After dinner, Trey had given a speech. He thanked everybody for their attendance, and a special thanks to everybody that stood beside him during the year. From going to court, the album release and touring. Majority of the people, if not all made sure he stayed in good spirits during that time. Following his speech, they brought out his cake singing the traditional Happy Birthday and the Stevie Wonder version, the music resumed. It wouldn’t be a Trey celebration without the classic Throwbacks and showing out on the dance floor after a few drinks.
“Can you please tell me where we’re going?” Trey whined shifting in the back of the truck.
“For the last time, no! How is it a surprise if I tell you,” Kelly sighed rolling her eyes at him for asking again. She knew him being a pest was going to be worth it when they got out of the car.
“Blindfold got me thinking you’re either trying to seduce with fulfill a fantasy or you’re kidnapping,”
“I would have sent you back by now,” She mumbled but Trey heard clearly. His hand gripped her thigh. “I’m kidding,”
“I know,” His head turned leaning towards her. Kelly briefly looked out the window to see how much longer they had before arriving at their destination. Trey wasn’t the only one that had trouble keeping his hands to himself. Her eyes were on him like his were on her tonight. Making sure the partition was up, she turned the music up a little more before removing herself from beside Trey. Might as well make the rest of this ride enjoyable.
It was just after 2:30am when they made it on the tarmac. Kelly got out of the car and assisted Trey out.
“I don’t know if I should thank traffic, the liquor or what. Got damn,”
“Tremaine,” She snapped.
“I’m just saying,” He felt her let go but he quickly wrapped his arms around her. “Can I take this off now?”
“Please do,” She said walking ahead of him and walked up the stairs. She greeted the captain and those that would be flying with them. Trey removed the blindfold, his eyes landing on the G5. Trey smiled. They had been talking about going on a trip for a little while but aligning there schedules had been tough.

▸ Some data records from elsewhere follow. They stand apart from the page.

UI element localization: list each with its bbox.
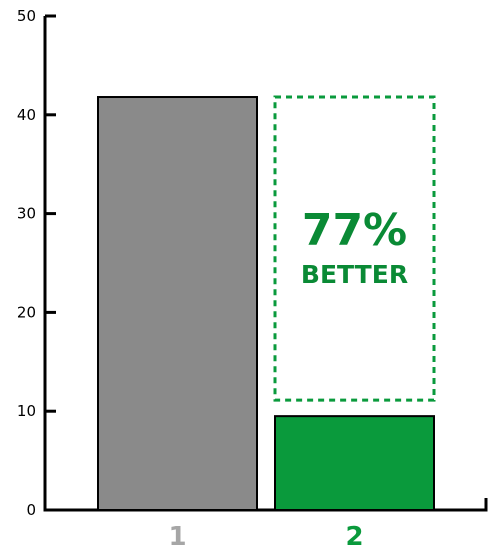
bar-1 [97,96,258,512]
bars [97,96,435,512]
y-axis-ticks: 0 10 20 30 40 50 [17,7,56,519]
improvement-callout: 77% BETTER [273,95,436,402]
x-category-label-1: 1 [168,522,186,551]
y-tick-label: 50 [17,7,36,25]
y-tick-label: 30 [17,205,36,223]
y-tick-label: 20 [17,303,36,321]
callout-word: BETTER [301,260,408,289]
bar-2 [274,415,435,512]
y-tick-label: 0 [26,501,36,519]
x-category-label-2: 2 [345,522,363,551]
y-tick-label: 40 [17,106,36,124]
callout-percent: 77% [302,205,407,256]
y-tick-label: 10 [17,402,36,420]
target-outline-box [273,95,436,402]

Trey climbed aboard greeting the flight crew then took a right. “I guess I can’t ask where we’re off to?”
“No, just know we have a lot of catching up to do in 5 days,” She smiles. “Happy Birthday, Babe.”
Trey laughed at the bouquet of flowers and bottle of Opus she held out to him. In the middle of the flowers was a card.
“You’ve had one hell of year, but God stayed on your side. So I felt you could use the getaway. You’ll be with me for the the first 5 and then you’ll be with the guys. I have no idea what they planned but you better behave,” She smiled walking towards him. She wrapped her arms around him after he took the gifts. She pecked his lips a few times before passionately kissing him.
“Thank you. I love you,” He kissed her once more.
“I love you too,” She replied in between kisses. “I’ll be back,”
Taking a seat in one of chairs, Trey took the lid off the flowers. He was expecting to see red roses or a Wil bouquet of flowers they joked about but one side of the box had pink roses and the other half, blue. Opening the envelope, Trey opened the card and instantly a piece of paper fell out. He grabbed at the paper, disregarding the writing in the card and flipped the paper over. His mouth fell agape as he stared at it. He didn’t know what to do.
“If I knew you were going to cry I would have done it in front of everybody,” she smiled.
“Without a doubt, the best gift I’ve received tonight,” With one arm wrapped his arm around her and planted his hand on her stomach.